Aus dem Leben eines Tauge-noch-was 1

Joseph Freiherr von Eichendorff hat vor fast 200 Jahren "Aus dem Leben eines Taugenichts" geschrieben. Sein Held ist immer hin und her gerissen zwischen Pflichterfüllung und "freiem Treibenlassen" in Erwartung romantischer Erlebnisse. Der Romantiker Eichendorff wollte nach Meinung seine Interpreten den mehr auf das reale Leben schauenden Klassiker Goethe ironisieren. Denn Johann Wolfgang schrieb doch unter anderem:

Was verkürzt mir die Zeit? Tätigkeit.
Was macht sie unerträglich lang? Müßiggang.
Was bringt in Schulden? Harren und dulden.
Was macht gewinnen? Nicht lange besinnen.
Was bringt zu Ehren? Sich wehren.

Die glücklicherweise auch heute noch anzutreffenden Romantiker möchten wie Eichendorffs Held gern die weite Welt bereisen, um den Pflichten des Alltags auszuweichen. Leben in den Tag hinein? Die Natur in allen ihren Erscheinungsformen finden und lieben lernen -was sie meist auch so vorgeben?

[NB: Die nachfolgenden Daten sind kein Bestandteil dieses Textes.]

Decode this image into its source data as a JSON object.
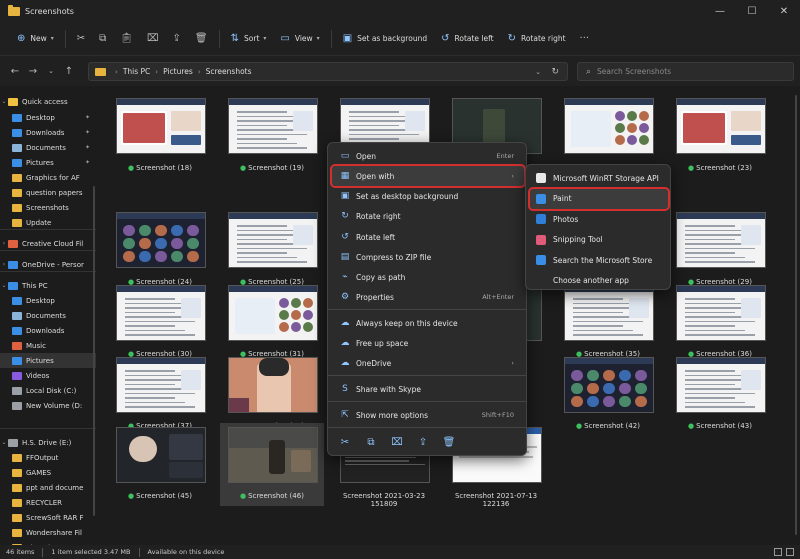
{
  "window": {
    "title": "Screenshots",
    "controls": [
      "—",
      "☐",
      "✕"
    ]
  },
  "toolbar": {
    "new_label": "New",
    "sort_label": "Sort",
    "view_label": "View",
    "set_bg_label": "Set as background",
    "rotate_left_label": "Rotate left",
    "rotate_right_label": "Rotate right",
    "more_label": "···"
  },
  "address": {
    "crumbs": [
      "This PC",
      "Pictures",
      "Screenshots"
    ],
    "search_placeholder": "Search Screenshots"
  },
  "sidebar": {
    "items": [
      {
        "label": "Quick access",
        "icon": "star-icon",
        "color": "#f0c040",
        "pinned": false,
        "chev": "⌄"
      },
      {
        "label": "Desktop",
        "icon": "desktop-icon",
        "color": "#3a8ee6",
        "pinned": true
      },
      {
        "label": "Downloads",
        "icon": "download-icon",
        "color": "#3a8ee6",
        "pinned": true
      },
      {
        "label": "Documents",
        "icon": "document-icon",
        "color": "#8ab4d8",
        "pinned": true
      },
      {
        "label": "Pictures",
        "icon": "picture-icon",
        "color": "#3a8ee6",
        "pinned": true
      },
      {
        "label": "Graphics for AF",
        "icon": "folder-icon",
        "color": "#e8b440",
        "pinned": false
      },
      {
        "label": "question papers",
        "icon": "folder-icon",
        "color": "#e8b440",
        "pinned": false
      },
      {
        "label": "Screenshots",
        "icon": "folder-icon",
        "color": "#e8b440",
        "pinned": false
      },
      {
        "label": "Update",
        "icon": "folder-icon",
        "color": "#e8b440",
        "pinned": false
      },
      {
        "label": "Creative Cloud Fil",
        "icon": "cloud-icon",
        "color": "#e06040",
        "pinned": false,
        "chev": "›"
      },
      {
        "label": "OneDrive - Persor",
        "icon": "onedrive-icon",
        "color": "#3a8ee6",
        "pinned": false,
        "chev": "›"
      },
      {
        "label": "This PC",
        "icon": "pc-icon",
        "color": "#3a8ee6",
        "pinned": false,
        "chev": "⌄"
      },
      {
        "label": "Desktop",
        "icon": "desktop-icon",
        "color": "#3a8ee6",
        "pinned": false
      },
      {
        "label": "Documents",
        "icon": "document-icon",
        "color": "#8ab4d8",
        "pinned": false
      },
      {
        "label": "Downloads",
        "icon": "download-icon",
        "color": "#3a8ee6",
        "pinned": false
      },
      {
        "label": "Music",
        "icon": "music-icon",
        "color": "#e06040",
        "pinned": false
      },
      {
        "label": "Pictures",
        "icon": "picture-icon",
        "color": "#3a8ee6",
        "pinned": false,
        "selected": true
      },
      {
        "label": "Videos",
        "icon": "video-icon",
        "color": "#8a5ae0",
        "pinned": false
      },
      {
        "label": "Local Disk (C:)",
        "icon": "drive-icon",
        "color": "#9aa0a6",
        "pinned": false
      },
      {
        "label": "New Volume (D:",
        "icon": "drive-icon",
        "color": "#9aa0a6",
        "pinned": false
      },
      {
        "label": "H.S. Drive (E:)",
        "icon": "drive-icon",
        "color": "#9aa0a6",
        "pinned": false
      },
      {
        "label": "H.S. Drive (E:)",
        "icon": "drive-icon",
        "color": "#9aa0a6",
        "pinned": false,
        "chev": "⌄"
      },
      {
        "label": "FFOutput",
        "icon": "folder-icon",
        "color": "#e8b440",
        "pinned": false
      },
      {
        "label": "GAMES",
        "icon": "folder-icon",
        "color": "#e8b440",
        "pinned": false
      },
      {
        "label": "ppt and docume",
        "icon": "folder-icon",
        "color": "#e8b440",
        "pinned": false
      },
      {
        "label": "RECYCLER",
        "icon": "folder-icon",
        "color": "#e8b440",
        "pinned": false
      },
      {
        "label": "ScrewSoft RAR F",
        "icon": "folder-icon",
        "color": "#e8b440",
        "pinned": false
      },
      {
        "label": "Wondershare Fil",
        "icon": "folder-icon",
        "color": "#e8b440",
        "pinned": false
      },
      {
        "label": "Xiaomi",
        "icon": "folder-icon",
        "color": "#e8b440",
        "pinned": false
      }
    ]
  },
  "files": [
    {
      "label": "Screenshot (18)",
      "style": "ppt"
    },
    {
      "label": "Screenshot (19)",
      "style": "doc"
    },
    {
      "label": "",
      "style": "doc"
    },
    {
      "label": "",
      "style": "dark"
    },
    {
      "label": "Screenshot (22)",
      "style": "meet"
    },
    {
      "label": "Screenshot (23)",
      "style": "ppt"
    },
    {
      "label": "Screenshot (24)",
      "style": "meetdark"
    },
    {
      "label": "Screenshot (25)",
      "style": "doc"
    },
    {
      "label": "",
      "style": "blank"
    },
    {
      "label": "",
      "style": "blank"
    },
    {
      "label": "",
      "style": "doc"
    },
    {
      "label": "Screenshot (29)",
      "style": "doc"
    },
    {
      "label": "Screenshot (30)",
      "style": "doc"
    },
    {
      "label": "Screenshot (31)",
      "style": "meet"
    },
    {
      "label": "",
      "style": "blank"
    },
    {
      "label": "",
      "style": "dark"
    },
    {
      "label": "Screenshot (35)",
      "style": "doc"
    },
    {
      "label": "Screenshot (36)",
      "style": "doc"
    },
    {
      "label": "Screenshot (37)",
      "style": "doc"
    },
    {
      "label": "Screenshot (38)",
      "style": "art"
    },
    {
      "label": "",
      "style": "blank"
    },
    {
      "label": "",
      "style": "blank"
    },
    {
      "label": "Screenshot (42)",
      "style": "meetdark"
    },
    {
      "label": "Screenshot (43)",
      "style": "doc"
    },
    {
      "label": "Screenshot (45)",
      "style": "call"
    },
    {
      "label": "Screenshot (46)",
      "style": "game"
    },
    {
      "label": "Screenshot 2021-03-23\n151809",
      "style": "terminal"
    },
    {
      "label": "Screenshot 2021-07-13\n122136",
      "style": "web"
    }
  ],
  "context_menu": {
    "items": [
      {
        "label": "Open",
        "icon": "open-icon",
        "shortcut": "Enter"
      },
      {
        "label": "Open with",
        "icon": "open-with-icon",
        "shortcut": "›",
        "highlight": true
      },
      {
        "label": "Set as desktop background",
        "icon": "wallpaper-icon",
        "shortcut": ""
      },
      {
        "label": "Rotate right",
        "icon": "rotate-right-icon",
        "shortcut": ""
      },
      {
        "label": "Rotate left",
        "icon": "rotate-left-icon",
        "shortcut": ""
      },
      {
        "label": "Compress to ZIP file",
        "icon": "zip-icon",
        "shortcut": ""
      },
      {
        "label": "Copy as path",
        "icon": "path-icon",
        "shortcut": ""
      },
      {
        "label": "Properties",
        "icon": "properties-icon",
        "shortcut": "Alt+Enter"
      },
      {
        "label": "Always keep on this device",
        "icon": "cloud-keep-icon",
        "shortcut": ""
      },
      {
        "label": "Free up space",
        "icon": "cloud-free-icon",
        "shortcut": ""
      },
      {
        "label": "OneDrive",
        "icon": "onedrive-icon",
        "shortcut": "›"
      },
      {
        "label": "Share with Skype",
        "icon": "skype-icon",
        "shortcut": ""
      },
      {
        "label": "Show more options",
        "icon": "more-options-icon",
        "shortcut": "Shift+F10"
      }
    ]
  },
  "submenu": {
    "items": [
      {
        "label": "Microsoft WinRT Storage API",
        "icon": "file-icon",
        "color": "#e8e8e8"
      },
      {
        "label": "Paint",
        "icon": "paint-icon",
        "color": "#3a8ee6",
        "highlight": true
      },
      {
        "label": "Photos",
        "icon": "photos-icon",
        "color": "#2f7fd8"
      },
      {
        "label": "Snipping Tool",
        "icon": "snip-icon",
        "color": "#e05a7a"
      },
      {
        "label": "Search the Microsoft Store",
        "icon": "store-icon",
        "color": "#3a8ee6"
      },
      {
        "label": "Choose another app",
        "icon": "",
        "color": ""
      }
    ]
  },
  "status": {
    "items_count": "46 items",
    "selected": "1 item selected  3.47 MB",
    "availability": "Available on this device"
  }
}
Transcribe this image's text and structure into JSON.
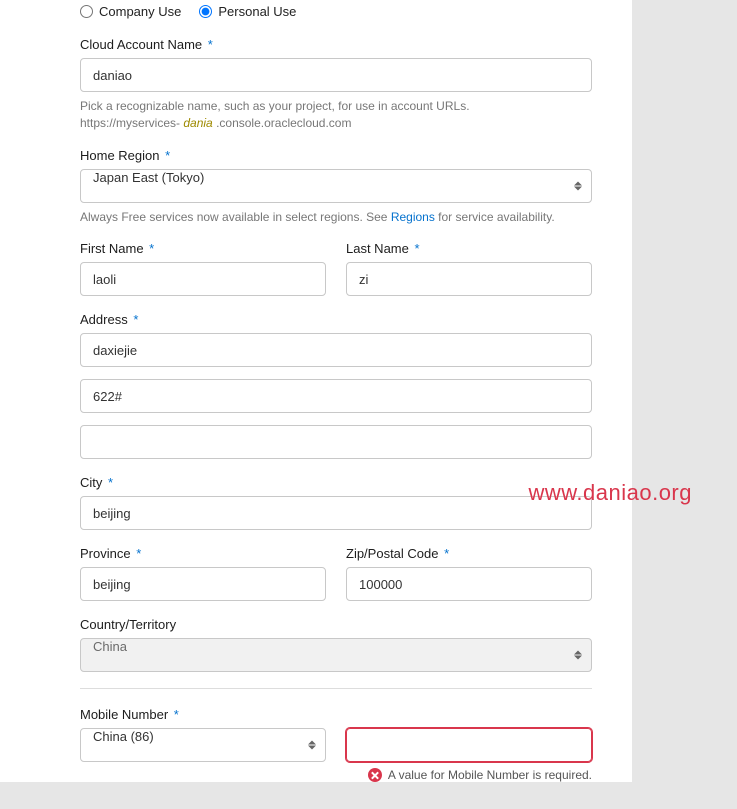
{
  "accountType": {
    "company_label": "Company Use",
    "personal_label": "Personal Use",
    "selected": "personal"
  },
  "cloudAccount": {
    "label": "Cloud Account Name",
    "value": "daniao",
    "help1": "Pick a recognizable name, such as your project, for use in account URLs.",
    "help2_pre": "https://myservices- ",
    "help2_mid": "dania",
    "help2_post": " .console.oraclecloud.com"
  },
  "homeRegion": {
    "label": "Home Region",
    "value": "Japan East (Tokyo)",
    "help_pre": "Always Free services now available in select regions. See ",
    "help_link": "Regions",
    "help_post": " for service availability."
  },
  "firstName": {
    "label": "First Name",
    "value": "laoli"
  },
  "lastName": {
    "label": "Last Name",
    "value": "zi"
  },
  "address": {
    "label": "Address",
    "line1": "daxiejie",
    "line2": "622#",
    "line3": ""
  },
  "city": {
    "label": "City",
    "value": "beijing"
  },
  "province": {
    "label": "Province",
    "value": "beijing"
  },
  "postal": {
    "label": "Zip/Postal Code",
    "value": "100000"
  },
  "country": {
    "label": "Country/Territory",
    "value": "China"
  },
  "mobile": {
    "label": "Mobile Number",
    "code": "China (86)",
    "value": "",
    "error": "A value for Mobile Number is required."
  },
  "watermark": "www.daniao.org"
}
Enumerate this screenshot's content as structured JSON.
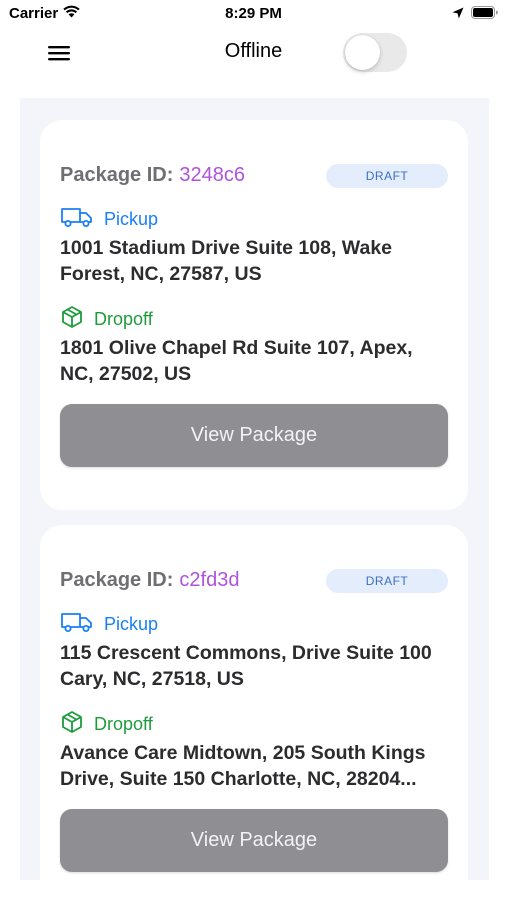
{
  "status_bar": {
    "carrier": "Carrier",
    "time": "8:29 PM"
  },
  "nav": {
    "title": "Offline",
    "online_toggle_on": false
  },
  "packages": [
    {
      "id_label": "Package ID:",
      "id": "3248c6",
      "status": "DRAFT",
      "pickup_label": "Pickup",
      "pickup_address_line1": "1001 Stadium Drive Suite 108, Wake",
      "pickup_address_line2": "Forest, NC, 27587, US",
      "dropoff_label": "Dropoff",
      "dropoff_address_line1": "1801 Olive Chapel Rd Suite 107, Apex,",
      "dropoff_address_line2": "NC, 27502, US",
      "button_label": "View Package"
    },
    {
      "id_label": "Package ID:",
      "id": "c2fd3d",
      "status": "DRAFT",
      "pickup_label": "Pickup",
      "pickup_address_line1": "115 Crescent Commons, Drive Suite 100",
      "pickup_address_line2": "Cary, NC, 27518, US",
      "dropoff_label": "Dropoff",
      "dropoff_address_line1": "Avance Care Midtown, 205 South Kings",
      "dropoff_address_line2": "Drive, Suite 150 Charlotte, NC, 28204...",
      "button_label": "View Package"
    }
  ],
  "colors": {
    "pickup": "#1a7ff5",
    "dropoff": "#1e9b3c",
    "package_id": "#af52de",
    "button": "#8e8e93",
    "list_background": "#f3f5fa"
  },
  "icons": {
    "menu": "hamburger-menu-icon",
    "pickup": "truck-icon",
    "dropoff": "package-box-icon"
  }
}
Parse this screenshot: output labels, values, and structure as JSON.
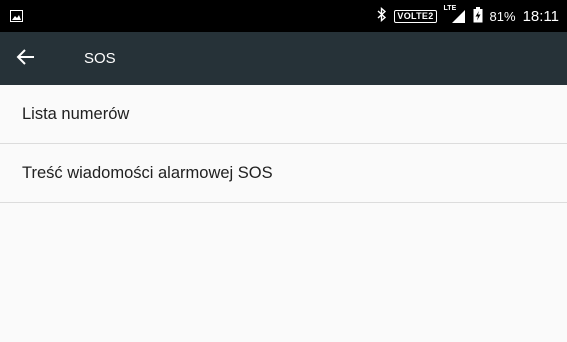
{
  "status_bar": {
    "left_icon": "image-icon",
    "bluetooth_icon": "bluetooth-icon",
    "volte_badge": "VOLTE2",
    "signal_icon": "signal-lte-icon",
    "network_type": "LTE",
    "battery_icon": "battery-charging-icon",
    "battery_percent": "81%",
    "time": "18:11"
  },
  "app_bar": {
    "back_icon": "arrow-back-icon",
    "title": "SOS",
    "background": "#263238"
  },
  "list": {
    "items": [
      {
        "label": "Lista numerów"
      },
      {
        "label": "Treść wiadomości alarmowej SOS"
      }
    ]
  }
}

Sie nennen das "Freiheit" - und sind angeblich bereit, alle damit verbundenen Widrigkeiten zu ertragen. Manche berufen sich auf den römischen Kaiser und Philosophen Marc Aurel, welcher vor rund 1900 Jahren formulierte: "Die Aufgabe des Lebens besteht nicht darin, auf der Seite einer Mehrzahl zu stehen, sondern dem inneren Gesetz gemäß zu leben."

Na ja, der war eben auch Kaiser ... Die damals noch nicht geschriebenen Verse von Johann Wolfgang gingen doch mehr die Menge seiner Untertanen an - wie heute jeden beruflich eingespannten Menschen.

Was hat das mit der eigenartigen Überschrift zu tun?

Wer meint, Altersrente sei der Weg zum erfüllten Leben - den lasse ich bei seiner Meinung. Denn im "Stern", Nr.24 von 06.06.2012 bestätigte die Altersforscherin Ursula Staudinger aus Bremen auf Seite 91 meine Meinung: "Die meisten Menschen haben keine Vorstellung davon, was in der Tiefe des Ruhestandes passiert. Es ist eine freie, unstrukturierte Zeit, die nebulöse Seligkeitsversprechungen in sich birgt."  Empfehlung: lesen Sie den Artikel unbedingt , wenn Sie über 40 Jahre alt sind.


Als ich im Jahre 2000 vorzeitig in Rente gehen musste, hatte ich verdammtes Glück. Ich bekam Angebote, meine Sprachkenntnisse und das Wissen um die Mentalität meiner lieben Slaven im Interesse deutscher Mittelstandsbetriebe "auf Abruf" einzusetzen. Dann kamen meine Freunde aus Kiew mit einigen Projekten recht ungewöhnlicher Art auf mich zu - ich wurde "freier unbezahlter Mitarbeiter" aus Interesse. Schließlich überedete mich jemand, doch auch ins Internet "einzusteigen".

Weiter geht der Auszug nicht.